WASHINGTON (AP) _ Democratic efforts to raise the minimum wage to $7.25 an hour got a big boost Friday evening as House-Senate negotiators reached a deal on a package of business tax incentives accompanying

Friday, April 20th 2007, 8:33 pm

By: News On 6


WASHINGTON (AP) _ Democratic efforts to raise the minimum wage to $7.25 an hour got a big boost Friday evening as House-Senate negotiators reached a deal on a package of business tax incentives accompanying the wage increase.

Differences over how to ease the impact of raising the wage on small business has delayed final action for weeks. Democrats attracted criticism from GOP rivals and the media for not enacting a single signature goal in their first 100 days in the congressional majority.

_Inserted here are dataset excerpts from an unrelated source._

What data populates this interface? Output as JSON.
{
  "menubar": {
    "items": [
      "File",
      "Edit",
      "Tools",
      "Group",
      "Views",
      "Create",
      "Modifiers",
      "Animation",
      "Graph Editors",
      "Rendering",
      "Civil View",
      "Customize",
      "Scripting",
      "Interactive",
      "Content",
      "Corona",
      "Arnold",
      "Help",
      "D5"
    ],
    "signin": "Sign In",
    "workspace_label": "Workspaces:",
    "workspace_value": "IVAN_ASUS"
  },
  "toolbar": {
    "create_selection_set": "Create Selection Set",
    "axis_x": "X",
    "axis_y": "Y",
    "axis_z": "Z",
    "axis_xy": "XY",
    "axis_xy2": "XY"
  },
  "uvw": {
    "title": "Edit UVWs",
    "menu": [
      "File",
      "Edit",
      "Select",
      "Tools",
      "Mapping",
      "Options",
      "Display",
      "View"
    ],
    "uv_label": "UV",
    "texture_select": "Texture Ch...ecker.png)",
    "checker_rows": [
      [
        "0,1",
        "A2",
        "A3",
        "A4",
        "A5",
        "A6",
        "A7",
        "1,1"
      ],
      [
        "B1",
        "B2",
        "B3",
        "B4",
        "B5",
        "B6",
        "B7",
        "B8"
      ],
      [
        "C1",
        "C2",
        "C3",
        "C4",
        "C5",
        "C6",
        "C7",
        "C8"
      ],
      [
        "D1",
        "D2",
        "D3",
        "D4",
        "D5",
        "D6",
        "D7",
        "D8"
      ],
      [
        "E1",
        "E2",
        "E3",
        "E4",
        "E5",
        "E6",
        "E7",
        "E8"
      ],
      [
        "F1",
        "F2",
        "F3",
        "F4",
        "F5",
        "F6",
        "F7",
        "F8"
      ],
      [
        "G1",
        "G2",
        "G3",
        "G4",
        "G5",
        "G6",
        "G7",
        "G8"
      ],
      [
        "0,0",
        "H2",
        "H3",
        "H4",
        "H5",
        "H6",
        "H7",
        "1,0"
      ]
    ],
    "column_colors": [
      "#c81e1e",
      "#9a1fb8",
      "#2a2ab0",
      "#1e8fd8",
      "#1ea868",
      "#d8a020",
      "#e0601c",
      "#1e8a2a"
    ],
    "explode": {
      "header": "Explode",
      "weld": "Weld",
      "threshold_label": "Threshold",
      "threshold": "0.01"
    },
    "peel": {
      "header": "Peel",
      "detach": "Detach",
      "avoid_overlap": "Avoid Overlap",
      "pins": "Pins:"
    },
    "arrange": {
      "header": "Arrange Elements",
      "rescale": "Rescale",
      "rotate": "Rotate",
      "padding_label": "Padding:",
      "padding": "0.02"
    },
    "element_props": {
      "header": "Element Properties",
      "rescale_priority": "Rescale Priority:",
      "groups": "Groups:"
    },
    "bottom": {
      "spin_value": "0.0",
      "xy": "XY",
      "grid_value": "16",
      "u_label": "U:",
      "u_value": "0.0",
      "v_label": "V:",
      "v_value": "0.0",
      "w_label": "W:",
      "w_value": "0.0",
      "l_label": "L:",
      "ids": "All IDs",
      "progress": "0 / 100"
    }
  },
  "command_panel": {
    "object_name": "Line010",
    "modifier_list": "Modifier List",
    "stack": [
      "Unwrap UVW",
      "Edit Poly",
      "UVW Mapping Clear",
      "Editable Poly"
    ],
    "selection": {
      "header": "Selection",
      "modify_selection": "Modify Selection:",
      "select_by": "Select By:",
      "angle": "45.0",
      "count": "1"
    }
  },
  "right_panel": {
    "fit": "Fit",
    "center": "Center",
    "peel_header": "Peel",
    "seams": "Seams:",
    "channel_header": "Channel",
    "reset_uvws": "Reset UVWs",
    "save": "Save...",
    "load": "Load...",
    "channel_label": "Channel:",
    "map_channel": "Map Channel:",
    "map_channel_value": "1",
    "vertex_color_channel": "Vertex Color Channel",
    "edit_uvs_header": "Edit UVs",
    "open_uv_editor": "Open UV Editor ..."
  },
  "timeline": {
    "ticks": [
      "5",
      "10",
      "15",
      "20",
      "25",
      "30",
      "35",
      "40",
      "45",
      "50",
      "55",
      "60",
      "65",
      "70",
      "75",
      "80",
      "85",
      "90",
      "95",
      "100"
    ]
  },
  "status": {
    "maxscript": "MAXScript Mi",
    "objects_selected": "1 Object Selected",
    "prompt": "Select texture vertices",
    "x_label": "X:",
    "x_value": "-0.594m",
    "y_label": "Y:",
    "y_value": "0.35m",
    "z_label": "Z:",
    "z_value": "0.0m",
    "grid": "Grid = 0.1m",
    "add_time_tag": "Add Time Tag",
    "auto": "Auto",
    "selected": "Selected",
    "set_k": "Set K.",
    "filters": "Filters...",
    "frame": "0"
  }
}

The wage would increase from $5.15 to $7.25 per hour over the next two years under companion House and Senate bills, but the two chambers struggled over how much tax help to award businesses employing minimum wage workers. The House originally passed a minimum wage bill without tax breaks for businesses, but the Senate insisted on tax breaks totaling more than $8 billion over eight years to ease passage through that chamber.

That prompted the House to counter with $1.8 billion in tax relief.

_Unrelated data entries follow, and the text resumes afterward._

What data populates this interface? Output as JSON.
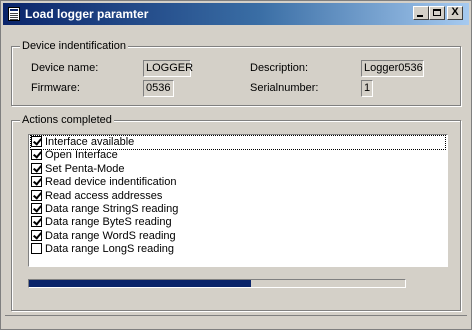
{
  "window": {
    "title": "Load logger paramter",
    "icon": "document-icon",
    "controls": {
      "minimize": "_",
      "maximize": "□",
      "close": "X"
    }
  },
  "device_group": {
    "legend": "Device indentification",
    "device_name_label": "Device name:",
    "device_name_value": "LOGGER",
    "firmware_label": "Firmware:",
    "firmware_value": "0536",
    "description_label": "Description:",
    "description_value": "Logger0536",
    "serial_label": "Serialnumber:",
    "serial_value": "1"
  },
  "actions_group": {
    "legend": "Actions completed",
    "items": [
      {
        "label": "Interface available",
        "checked": true
      },
      {
        "label": "Open Interface",
        "checked": true
      },
      {
        "label": "Set Penta-Mode",
        "checked": true
      },
      {
        "label": "Read device indentification",
        "checked": true
      },
      {
        "label": "Read access addresses",
        "checked": true
      },
      {
        "label": "Data range StringS reading",
        "checked": true
      },
      {
        "label": "Data range ByteS reading",
        "checked": true
      },
      {
        "label": "Data range WordS reading",
        "checked": true
      },
      {
        "label": "Data range LongS reading",
        "checked": false
      }
    ],
    "progress_fraction": 0.59
  }
}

Congress last increased the minimum wage in 1996, and the wage had fallen to the lowest level in five decades after accounting for inflation.

The legislation would raise the minimum wage in three steps. It would go to $5.85 an hour 60 days after the president signed it into law, then to $6.55 an hour a year later and to $7.25 an hour a year after that.

Negotiators from the House and Senate tax-writing committees agreed on $4.8 billion in tax cuts for small businesses over 10 years, far less than provided under GOP control of Congress in 1996. The tax relief would mostly be offset by a series of new Internal Revenue Service enforcement steps and higher penalties for erroneous returns.

About half the tax relief would go to extend tax breaks for businesses hiring people on welfare and other difficult-to-hire workers.

``This package provides common sense, responsible tax relief so our small businesses can continue to hire new workers and promote economic growth in our communities,'' said Ways and Means Committee Chairman Charles Rangel, D-N.Y.

The top Senate Finance Committee Republican, Charles Grassley of Iowa, complained that the compromise bill would give only bare-bones relief to businesses hiring minimum wage workers _ and that Democrats stripped key revenue-raising reforms under pressure from business interests. Democrats dropped language closing loopholes on offshore tax shelters and capping deferred compensation payments to corporate executives.

``This package is stripped of a lot of meaningful tax relief,'' Grassley said. ``Missing are many of the tax-abuse crackdowns from the Senate bill. Apparently the lobbyists crocodile tears over those crackdowns were effective.''

More than two dozen states and the District of Columbia have minimum wages higher than the federal level. The issue proved to be potent last November when six states raised their minimums in statewide votes. Minimum wage workers are typically young, single and female and are often black or Hispanic. Democrats claim the wage hike will directly help more than 5 million workers.